I told thee I had worser rods in pisse,
Thou findst it true, and I haue worse then this,
Which on occasion I will freely vtter,
If thou but dare against me for to mutter:
In three daies thou didst write that book of thine
Thou saist, and I in fourteene houres did mine.
For I would haue thee well to vnderstand,
I businesse haue by water and by land,
My seruice and occasions me incites
To write by snatches, and by spurts a nights.
That if my businesse were but ouer-past,
The writing such another, I durst fast
From sleepe, or sustenance of meat or drinke,
And such a taske would famish thee I thinke.

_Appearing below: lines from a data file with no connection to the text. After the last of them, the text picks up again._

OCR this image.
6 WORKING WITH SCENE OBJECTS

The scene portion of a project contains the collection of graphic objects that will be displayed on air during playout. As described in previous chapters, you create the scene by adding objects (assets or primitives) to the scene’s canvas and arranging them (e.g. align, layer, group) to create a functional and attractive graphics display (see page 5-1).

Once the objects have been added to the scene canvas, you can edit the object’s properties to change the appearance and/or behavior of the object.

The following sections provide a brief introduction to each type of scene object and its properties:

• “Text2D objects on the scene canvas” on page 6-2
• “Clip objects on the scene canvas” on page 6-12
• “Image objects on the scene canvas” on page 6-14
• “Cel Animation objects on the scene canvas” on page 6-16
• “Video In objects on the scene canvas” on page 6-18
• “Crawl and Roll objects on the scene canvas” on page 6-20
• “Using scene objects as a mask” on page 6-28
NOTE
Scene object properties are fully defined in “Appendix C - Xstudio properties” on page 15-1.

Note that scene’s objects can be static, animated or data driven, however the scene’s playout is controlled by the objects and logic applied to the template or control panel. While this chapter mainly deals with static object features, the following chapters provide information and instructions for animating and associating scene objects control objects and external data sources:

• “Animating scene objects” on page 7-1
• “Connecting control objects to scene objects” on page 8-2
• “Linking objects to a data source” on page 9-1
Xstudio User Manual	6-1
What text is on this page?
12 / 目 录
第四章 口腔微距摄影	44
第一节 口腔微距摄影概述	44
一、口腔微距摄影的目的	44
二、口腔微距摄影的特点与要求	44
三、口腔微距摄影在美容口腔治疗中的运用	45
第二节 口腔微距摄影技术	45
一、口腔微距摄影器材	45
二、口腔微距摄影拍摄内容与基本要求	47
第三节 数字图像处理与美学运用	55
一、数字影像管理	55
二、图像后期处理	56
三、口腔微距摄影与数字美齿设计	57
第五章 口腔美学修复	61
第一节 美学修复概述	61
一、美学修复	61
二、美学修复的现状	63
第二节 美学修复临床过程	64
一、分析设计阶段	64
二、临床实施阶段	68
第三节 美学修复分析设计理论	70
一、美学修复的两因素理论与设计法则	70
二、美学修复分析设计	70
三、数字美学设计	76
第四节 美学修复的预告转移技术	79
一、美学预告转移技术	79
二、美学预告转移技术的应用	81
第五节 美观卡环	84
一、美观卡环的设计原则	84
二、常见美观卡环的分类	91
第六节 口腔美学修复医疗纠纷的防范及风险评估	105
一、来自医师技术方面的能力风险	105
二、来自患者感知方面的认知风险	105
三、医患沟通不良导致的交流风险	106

I for a wager will be locked vp,
And no reliefe will either bite or sup,
Vntill as much as this my muse deuise,
And scarcely be an hungred when I rise.
Then for thine owne sake (Poet Pedler) cease,
Or bind my sharpe fang'd Muse vnto the peace:
For thou maist sweare, & keep thy conscience cleere
That of thy life thou liu'st in mighty feare.
Shee'l make thee desp'rate, thine owne breath bereaue,
By which, she Hangman thou wilt much deceiue,
Thus doe I leaue my lines to all mens view,
To iudge if I haue paid thee not thy due.
To write of thee againe, my Muse hath ceast,
Sufficient is enough, enough's a feast.
I know thy lying Chaps are stopt for euer,
That all thy study and thy best endeuour,
Nor fifty more such shallow brains as thine,
Can answere this one little booke of mine.
But if thou dost, I know 'twill be so lame,
A wise man will not reade it o'r for shame,
And therefore Fennor gnaw vpon this bone,
What next I write, shall better be or none.